Ritiene il collegio che di fronte ad una siffatta situazione, una interpretazione costituzionalmente orientata (in particolare con riferimento all’art. 24 della Costituzione, che tutela i diritti del cittadino con riferimento alla concreta ed effettiva possibilità di agire in giudizio) imponga di consentire a chi abbia citato un soggetto ritenendolo passivamente legittimato in base ad una non irrazionale interpretazione della legislazione esistente all’epoca della citazione medesima, di poter chiedere al Giudice l’autorizzazione a convenire in giudizio il soggetto che è poi emerso essere passivamente legittimato, in base alla legislazione successiva. Inoltre tale possibilità deve (data la ratio predetta; che altrimenti non verrebbe rispettata) permanere, a prescindere dalla normale scansione dei tempi processuali (e dalle relative conseguenti preclusioni) fino all’ultimo atto difensivo (compreso) immediatamente successivo al momento in cui la giusta soluzione è emersa con sufficiente chiarezza (e quindi la predetta domanda può essere in tal caso proposta persino nella comparsa conclusionale).
La Corte d’Appello non ha applicato tale principio di diritto. La sentenza va dunque cassata.
Nella fattispecie non si è trattato di una mancata integrazione del contraddittorio in senso stretto; in quanto il soggetto (AUSL) che appariva (ragionevolmente) come legittimato passivo al momento dell’atto introduttivo del giudizio di primo grado si è poi rivelato (sulla base della legislazione successiva) privo di detta legittimazione (che spettava invece ad un altro soggetto); ma certamente la situazione è pienamente assimilabile a detta mancata integrazione sotto il profilo che qui interessa; con le relative conseguenze (cfr., con riferimento alla violazione del principio del contraddittorio Cass. sentenza n. 8825 del 13/04/2007: “Quando risulta integrata la violazione delle norme sul litisconsorzio necessario, non rilevata né dal giudice di primo grado, che non ha disposto l’integrazione del contraddittorio, né da quello di appello, che non ha provveduto a rimettere la causa al primo giudice ai sensi dell’art. 354, primo comma, cod. proc. civ., resta viziato l’intero processo e s’impone, in sede di giudizio per cassazione, l’annullamento – anche d’ufficio – delle pronunce emesse ed il conseguente rinvio della causa al giudice di prime cure a norma dell’art. 383, ultimo comma, cod. proc. civ.”, e Cass. Sez. U, sentenza n. 3678 del 16/02/2009 conforme).
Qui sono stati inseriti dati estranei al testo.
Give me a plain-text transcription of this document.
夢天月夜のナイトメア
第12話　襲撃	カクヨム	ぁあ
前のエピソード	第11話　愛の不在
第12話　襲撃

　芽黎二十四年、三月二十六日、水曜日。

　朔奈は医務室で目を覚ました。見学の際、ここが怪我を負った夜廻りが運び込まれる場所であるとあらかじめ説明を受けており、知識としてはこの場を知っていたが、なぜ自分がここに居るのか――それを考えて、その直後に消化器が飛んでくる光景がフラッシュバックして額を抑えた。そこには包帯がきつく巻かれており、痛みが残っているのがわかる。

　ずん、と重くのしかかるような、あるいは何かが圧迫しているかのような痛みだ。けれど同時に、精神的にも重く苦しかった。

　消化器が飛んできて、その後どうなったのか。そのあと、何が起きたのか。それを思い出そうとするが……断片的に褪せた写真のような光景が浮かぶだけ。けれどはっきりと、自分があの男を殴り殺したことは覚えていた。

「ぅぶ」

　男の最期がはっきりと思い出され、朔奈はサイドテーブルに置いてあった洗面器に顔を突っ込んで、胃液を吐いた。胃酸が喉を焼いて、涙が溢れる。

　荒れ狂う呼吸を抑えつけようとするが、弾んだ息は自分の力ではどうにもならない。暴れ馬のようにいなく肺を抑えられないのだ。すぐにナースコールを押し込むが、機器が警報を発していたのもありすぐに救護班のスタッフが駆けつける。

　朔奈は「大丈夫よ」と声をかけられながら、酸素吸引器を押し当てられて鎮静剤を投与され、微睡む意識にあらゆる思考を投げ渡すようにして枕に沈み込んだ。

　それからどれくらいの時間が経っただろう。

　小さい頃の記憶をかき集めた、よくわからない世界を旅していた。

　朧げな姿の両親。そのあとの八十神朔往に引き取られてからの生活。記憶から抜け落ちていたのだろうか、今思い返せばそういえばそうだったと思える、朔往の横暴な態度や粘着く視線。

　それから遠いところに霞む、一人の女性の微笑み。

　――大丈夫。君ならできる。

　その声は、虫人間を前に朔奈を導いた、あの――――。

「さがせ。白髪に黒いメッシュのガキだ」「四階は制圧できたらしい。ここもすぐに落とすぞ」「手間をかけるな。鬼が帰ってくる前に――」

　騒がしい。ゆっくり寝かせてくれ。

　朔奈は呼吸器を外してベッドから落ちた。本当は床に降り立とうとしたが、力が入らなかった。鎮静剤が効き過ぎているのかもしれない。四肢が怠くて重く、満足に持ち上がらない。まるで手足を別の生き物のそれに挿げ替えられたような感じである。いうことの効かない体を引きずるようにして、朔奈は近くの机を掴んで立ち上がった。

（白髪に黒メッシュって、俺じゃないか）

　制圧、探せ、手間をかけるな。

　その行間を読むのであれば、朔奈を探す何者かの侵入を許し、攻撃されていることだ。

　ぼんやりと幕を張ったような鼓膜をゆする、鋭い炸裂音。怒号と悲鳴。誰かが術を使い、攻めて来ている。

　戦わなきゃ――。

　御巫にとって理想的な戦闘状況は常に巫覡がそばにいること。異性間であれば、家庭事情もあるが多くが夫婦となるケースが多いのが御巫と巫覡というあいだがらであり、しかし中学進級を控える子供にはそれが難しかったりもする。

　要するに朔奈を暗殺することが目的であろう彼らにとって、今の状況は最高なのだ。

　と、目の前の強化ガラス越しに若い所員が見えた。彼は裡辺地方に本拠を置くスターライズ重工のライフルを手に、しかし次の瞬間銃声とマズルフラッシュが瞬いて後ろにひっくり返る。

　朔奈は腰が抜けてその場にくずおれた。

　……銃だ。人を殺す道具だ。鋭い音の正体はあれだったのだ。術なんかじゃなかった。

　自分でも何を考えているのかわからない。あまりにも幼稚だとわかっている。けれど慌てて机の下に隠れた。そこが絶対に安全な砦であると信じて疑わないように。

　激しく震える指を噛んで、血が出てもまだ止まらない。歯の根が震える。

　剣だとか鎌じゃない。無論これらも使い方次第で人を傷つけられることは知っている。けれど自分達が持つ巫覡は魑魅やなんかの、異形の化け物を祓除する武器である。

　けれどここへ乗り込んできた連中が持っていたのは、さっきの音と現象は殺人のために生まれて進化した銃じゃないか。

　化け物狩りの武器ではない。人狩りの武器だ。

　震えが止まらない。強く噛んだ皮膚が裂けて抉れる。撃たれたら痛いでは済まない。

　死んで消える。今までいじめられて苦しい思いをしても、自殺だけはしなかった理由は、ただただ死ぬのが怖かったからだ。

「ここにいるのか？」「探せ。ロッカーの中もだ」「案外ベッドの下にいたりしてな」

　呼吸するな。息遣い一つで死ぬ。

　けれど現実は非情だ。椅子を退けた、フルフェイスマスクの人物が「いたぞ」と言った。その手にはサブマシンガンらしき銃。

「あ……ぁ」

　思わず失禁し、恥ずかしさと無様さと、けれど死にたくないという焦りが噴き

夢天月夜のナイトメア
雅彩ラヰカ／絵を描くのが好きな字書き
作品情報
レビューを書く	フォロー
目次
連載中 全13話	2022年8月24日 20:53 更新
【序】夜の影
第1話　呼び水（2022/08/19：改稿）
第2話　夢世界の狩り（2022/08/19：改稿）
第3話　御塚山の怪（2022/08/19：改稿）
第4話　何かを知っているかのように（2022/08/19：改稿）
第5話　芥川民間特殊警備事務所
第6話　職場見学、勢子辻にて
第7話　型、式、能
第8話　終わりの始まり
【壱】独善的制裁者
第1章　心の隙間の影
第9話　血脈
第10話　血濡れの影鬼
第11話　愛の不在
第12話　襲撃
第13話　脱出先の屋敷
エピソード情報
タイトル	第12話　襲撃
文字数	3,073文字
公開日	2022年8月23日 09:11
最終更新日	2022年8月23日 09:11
Ritiene dunque il collegio che, sussistendo una nullità del giudizio di primo grado per la quale il Giudice d’appello avrebbe dovuto rimettere le parti al primo Giudice, in applicazione del principio del doppio grado, vada disposto il rinvio della causa al giudice di prime cure a norma dell’art. 383, ultimo comma, cod. proc. civ. (detto ultimo comma ricomprende l’ipotesi di nullità in questione con conseguente rinvio al primo Giudice nell’ambito della decisione di “Cassazione con rinvio”, come recita la rubrica dell’articolo medesimo).
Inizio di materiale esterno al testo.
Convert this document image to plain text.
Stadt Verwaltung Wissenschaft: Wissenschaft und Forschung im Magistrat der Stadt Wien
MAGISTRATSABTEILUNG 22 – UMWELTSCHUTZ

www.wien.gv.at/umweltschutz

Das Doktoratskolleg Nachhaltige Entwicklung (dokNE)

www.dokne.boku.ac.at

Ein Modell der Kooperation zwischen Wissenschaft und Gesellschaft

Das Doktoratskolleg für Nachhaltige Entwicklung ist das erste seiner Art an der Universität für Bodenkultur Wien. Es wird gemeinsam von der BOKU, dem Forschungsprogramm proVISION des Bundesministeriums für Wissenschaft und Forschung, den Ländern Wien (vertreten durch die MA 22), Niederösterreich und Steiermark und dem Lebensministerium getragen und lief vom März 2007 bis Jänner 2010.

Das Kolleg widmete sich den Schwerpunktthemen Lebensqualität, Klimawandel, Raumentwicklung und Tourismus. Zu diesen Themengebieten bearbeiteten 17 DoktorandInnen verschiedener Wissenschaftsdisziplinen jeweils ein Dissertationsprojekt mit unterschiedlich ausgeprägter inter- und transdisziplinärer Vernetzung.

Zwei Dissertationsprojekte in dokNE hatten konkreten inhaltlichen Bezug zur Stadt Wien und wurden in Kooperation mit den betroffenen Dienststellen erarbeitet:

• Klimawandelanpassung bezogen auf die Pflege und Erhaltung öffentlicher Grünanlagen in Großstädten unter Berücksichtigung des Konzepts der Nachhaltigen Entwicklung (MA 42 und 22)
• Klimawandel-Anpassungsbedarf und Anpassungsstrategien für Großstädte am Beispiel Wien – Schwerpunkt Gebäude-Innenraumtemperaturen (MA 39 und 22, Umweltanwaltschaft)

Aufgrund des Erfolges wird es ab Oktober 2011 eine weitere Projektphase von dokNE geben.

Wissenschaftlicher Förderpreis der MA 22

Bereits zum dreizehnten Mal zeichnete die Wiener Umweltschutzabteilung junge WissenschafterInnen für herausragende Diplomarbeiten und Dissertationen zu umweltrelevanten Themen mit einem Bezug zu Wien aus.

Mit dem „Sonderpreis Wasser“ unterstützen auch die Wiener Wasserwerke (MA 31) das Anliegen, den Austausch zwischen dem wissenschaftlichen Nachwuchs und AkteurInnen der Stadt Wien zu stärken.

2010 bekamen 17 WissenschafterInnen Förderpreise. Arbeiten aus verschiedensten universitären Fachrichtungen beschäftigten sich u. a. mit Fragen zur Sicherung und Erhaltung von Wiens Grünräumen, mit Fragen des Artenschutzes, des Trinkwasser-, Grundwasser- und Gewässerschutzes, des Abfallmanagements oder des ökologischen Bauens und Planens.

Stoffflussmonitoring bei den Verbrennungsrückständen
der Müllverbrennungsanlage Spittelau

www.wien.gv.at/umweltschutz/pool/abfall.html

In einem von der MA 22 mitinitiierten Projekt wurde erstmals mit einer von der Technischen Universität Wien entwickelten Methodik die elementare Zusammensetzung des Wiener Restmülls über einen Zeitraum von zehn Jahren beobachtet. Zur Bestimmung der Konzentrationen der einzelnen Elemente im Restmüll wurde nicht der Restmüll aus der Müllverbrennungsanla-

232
Il ricorso incidentale condizionato dell’AXA deve ritenersi assorbito da una siffatta pronuncia e le questioni in esso affrontate potranno essere riproposte innanzi al Giudice di merito predetto (che applicherà il principio di diritto sopra esposto). A quest’ultimo va demandata la decisione sulle spese del giudizio di cassazione.

P.Q.M.

La Corte riunisce i ricorsi; accoglie il ricorso principale, dichiara assorbito il ricorso incidentale, cassa l’impugnata decisione e rinvia la causa al Giudice di primo grado anche per la decisione sulle spese del Giudizio di cassazione.

Testo non ufficiale. La sola stampa del dispositivo ufficiale ha carattere legale.